Where a habeas corpus petition contains both exhausted and unexhausted claims, the petition must be dismissed. Rose v. Lundy, 455 U.S. 509, 522, 71 L. Ed. 2d 379, 102 S. Ct. 1198 (1982). Petitioner then has the choice of returning to state court to litigate the unexhausted claims or refiling the petition in federal court with only the exhausted claims. Petrucelli v. Coombe, 735 F.2d 684, 687 (2d Cir. 1984).
For the reasons set forth below, I find that petitioner failed to exhaust his state court remedies as to his second claim relating to admitting evidence of uncharged crimes. Under Rose v. Lundy, the petition therefore should be dismissed.
In his state court appeal, Petitioner first argued that the failure of the prosecution to disclose the exculpatory information given by Mr. Evans to prosecutors prior to Petitioner's trial was reversible error under the constitutional doctrine set forth in such federal cases as Brady and Giglio v. United States, 405 U.S. 150, 31 L. Ed. 2d 104, 92 S. Ct. 763 (1972). This claim has been exhausted, since the factual and legal basis asserted adequately alerted the state courts to the federal constitutional nature of the claim.
Petitioner also argued on appeal that he was denied his right to effective assistance of counsel under the state and federal constitutions, citing to federal cases such as United States v.
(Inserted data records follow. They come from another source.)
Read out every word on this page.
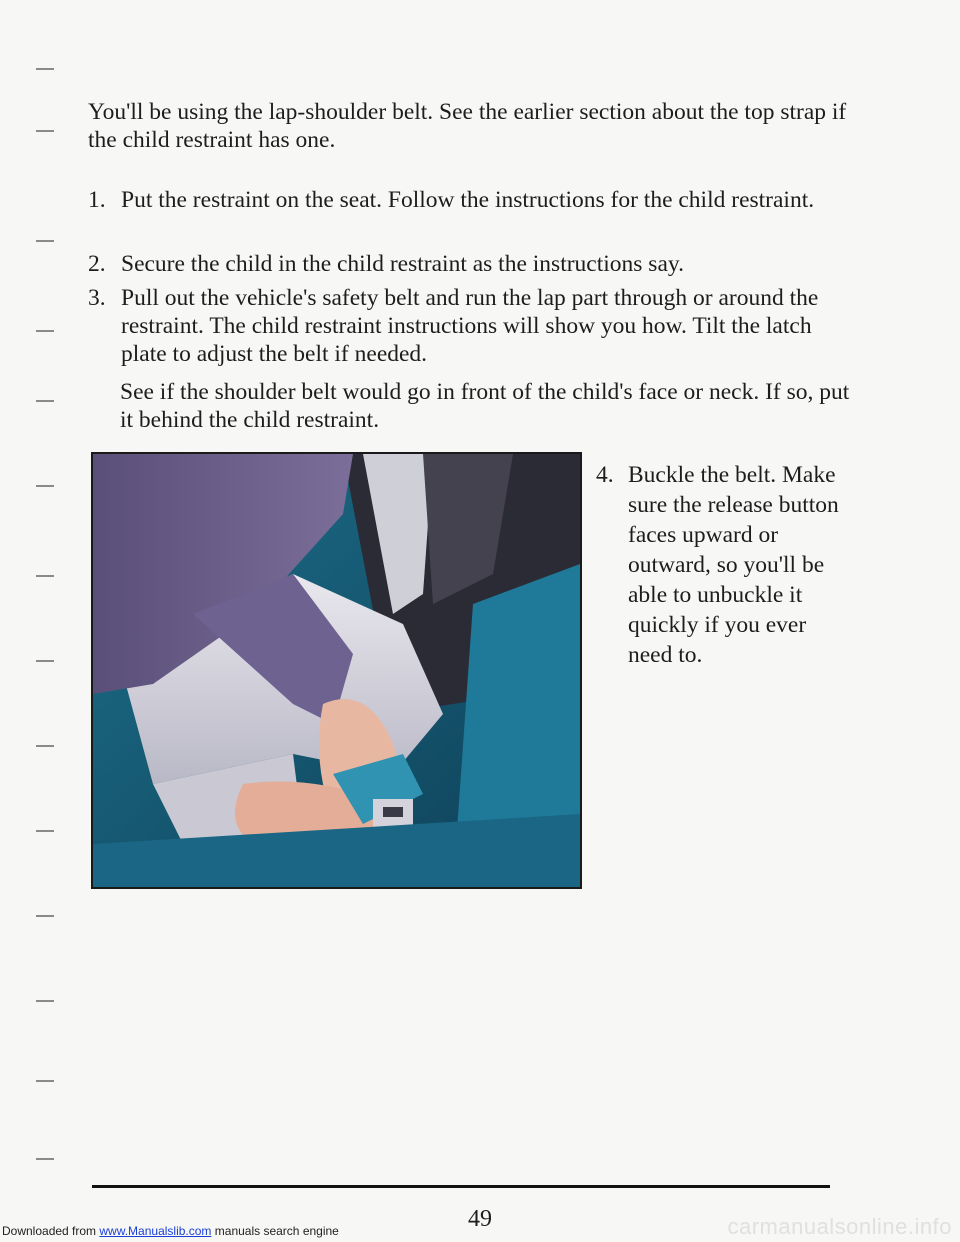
You'll be using the lap-shoulder belt. See the earlier section about the top strap if the child restraint has one.

1. Put the restraint on the seat. Follow the instructions for the child restraint.
2. Secure the child in the child restraint as the instructions say.
3. Pull out the vehicle's safety belt and run the lap part through or around the restraint. The child restraint instructions will show you how. Tilt the latch plate to adjust the belt if needed.

See if the shoulder belt would go in front of the child's face or neck. If so, put it behind the child restraint.

4. Buckle the belt. Make sure the release button faces upward or outward, so you'll be able to unbuckle it quickly if you ever need to.
49
Downloaded from www.Manualslib.com manuals search engine	carmanualsonline.info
Fessel, 531 F.2d 1275 (5th Cir. 1976). My review of the record indicates that the federal constitutional nature of this claim was fairly presented to the state court. This claim has likewise been exhausted.
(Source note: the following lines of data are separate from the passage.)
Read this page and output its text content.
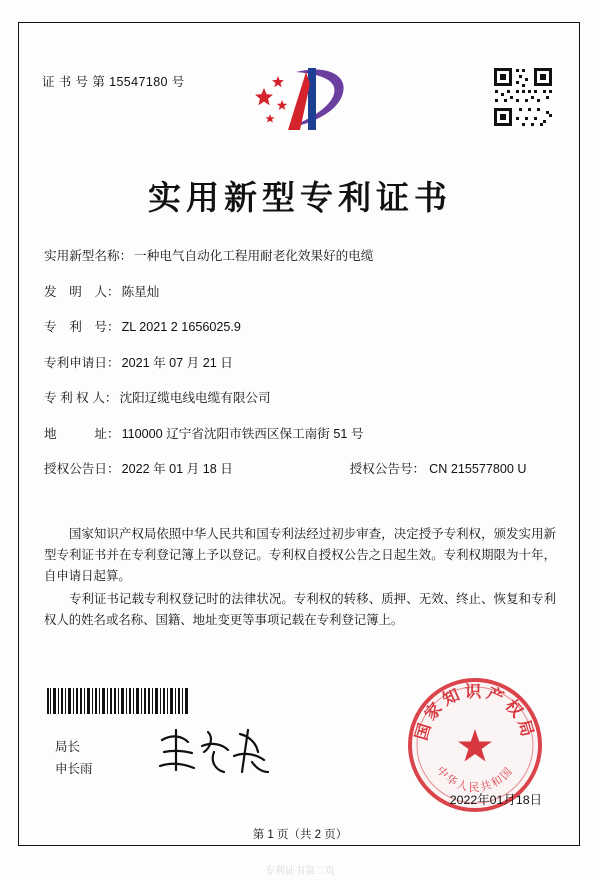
证 书 号 第 15547180 号
实用新型专利证书
实用新型名称： 一种电气自动化工程用耐老化效果好的电缆
发　明　人： 陈星灿
专　利　号： ZL 2021 2 1656025.9
专利申请日： 2021 年 07 月 21 日
专 利 权 人： 沈阳辽缆电线电缆有限公司
地　　　址： 110000 辽宁省沈阳市铁西区保工南街 51 号
授权公告日： 2022 年 01 月 18 日	授权公告号： CN 215577800 U

国家知识产权局依照中华人民共和国专利法经过初步审查，决定授予专利权，颁发实用新型专利证书并在专利登记簿上予以登记。专利权自授权公告之日起生效。专利权期限为十年，自申请日起算。

专利证书记载专利权登记时的法律状况。专利权的转移、质押、无效、终止、恢复和专利权人的姓名或名称、国籍、地址变更等事项记载在专利登记簿上。

国家知识产权局
中华人民共和国
局长
申长雨
2022年01月18日
第 1 页（共 2 页）
专利证书第二页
Finally, Petitioner argued to the state courts that evidence of his prior criminal acts -- specifically, testimony about his alleged involvement in an ongoing check forging scheme -- should not have been admitted at trial, based on the doctrine established by People v. Molineux, 168 N.Y. 264, 61 N.E. 286 (1901), and subsequent New York cases. The Molineux doctrine is grounded in a fundamental, common-law rule prohibiting the use of evidence of uncharged crimes to show predisposition to commit the crime charged. See generally id.; see also People v. Lewis, 69 N.Y.2d 321, 325, 514 N.Y.S.2d 205, 506 N.E.2d 915 (1987). The rule is codified at Rule 404(b) of the Federal Rules of Evidence,
and is no doubt familiar to all trial and appellate judges, state and federal.
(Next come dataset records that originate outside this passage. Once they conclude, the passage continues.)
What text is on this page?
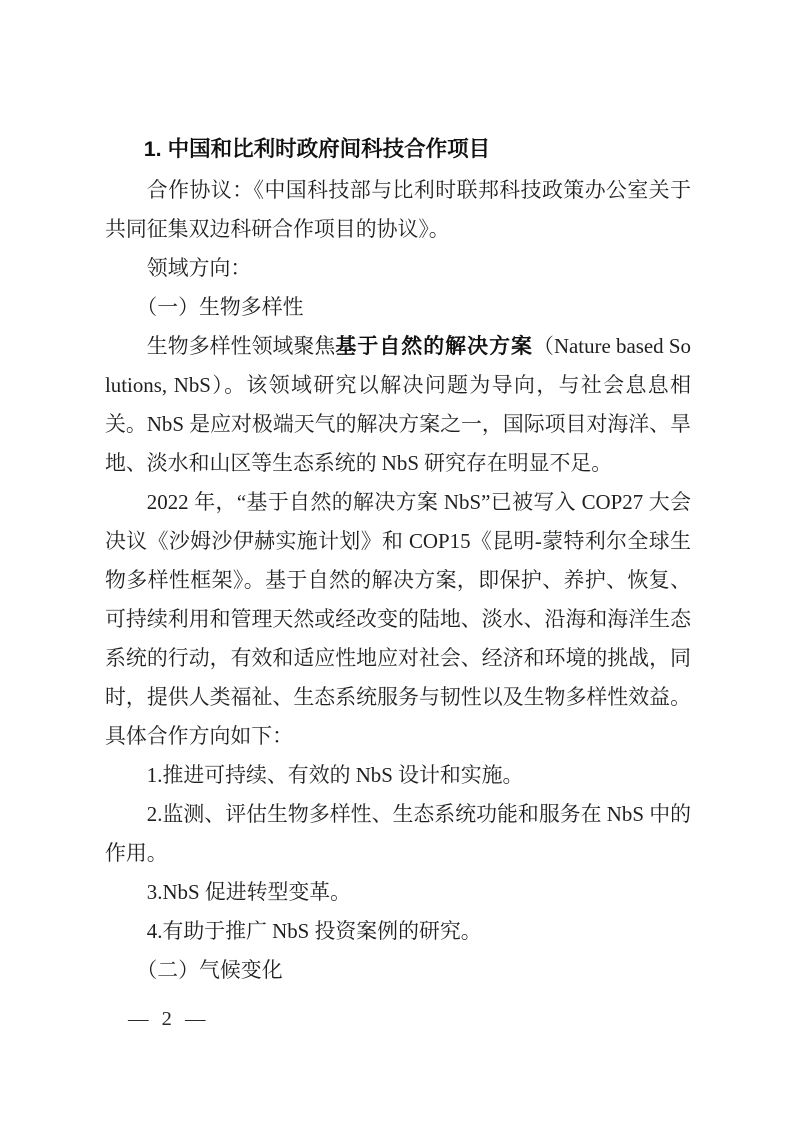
1. 中国和比利时政府间科技合作项目

合作协议：《中国科技部与比利时联邦科技政策办公室关于共同征集双边科研合作项目的协议》。

领域方向：

（一）生物多样性

生物多样性领域聚焦基于自然的解决方案（Nature based Solutions, NbS）。该领域研究以解决问题为导向，与社会息息相关。NbS 是应对极端天气的解决方案之一，国际项目对海洋、旱地、淡水和山区等生态系统的 NbS 研究存在明显不足。

2022 年，“基于自然的解决方案 NbS”已被写入 COP27 大会决议《沙姆沙伊赫实施计划》和 COP15《昆明-蒙特利尔全球生物多样性框架》。基于自然的解决方案，即保护、养护、恢复、可持续利用和管理天然或经改变的陆地、淡水、沿海和海洋生态系统的行动，有效和适应性地应对社会、经济和环境的挑战，同时，提供人类福祉、生态系统服务与韧性以及生物多样性效益。具体合作方向如下：

1.推进可持续、有效的 NbS 设计和实施。

2.监测、评估生物多样性、生态系统功能和服务在 NbS 中的作用。

3.NbS 促进转型变革。

4.有助于推广 NbS 投资案例的研究。

（二）气候变化

— 2 —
However, Petitioner's assertion of this common-law or statutory authority as grounds for reversible trial error did not sufficiently put the state courts on notice of a federal constitutional claim. For one thing, a defendant's claim that he was denied a "fair trial" does not automatically convert a complaint about admission of other crimes evidence into a federal due process claim. Kirksey v. Jones, 673 F.2d 58, 60 (2d Cir. 1982). Instead, the court must look to the factual allegations supporting the claim to determine whether a constitutional violation is involved. Daye v. Attorney General, supra, 696 F.2d at 193. According to the Second Circuit in Daye:
Some [denial of fair trial claims] will be of patently constitutional dimension. If the defendant claimed that he was accused of one crime but convicted of an entirely different crime and hence was denied a fair trial, no reasonable jurist would doubt that the defendant's claim implicated his right to due process of law. In contrast, a defendant's claim that he was deprived of a fair trial because of the admission in evidence of a statement objectionable as hearsay would not put the court on notice that the defendant claimed a violation of his constitutional right to be confronted by his accusers.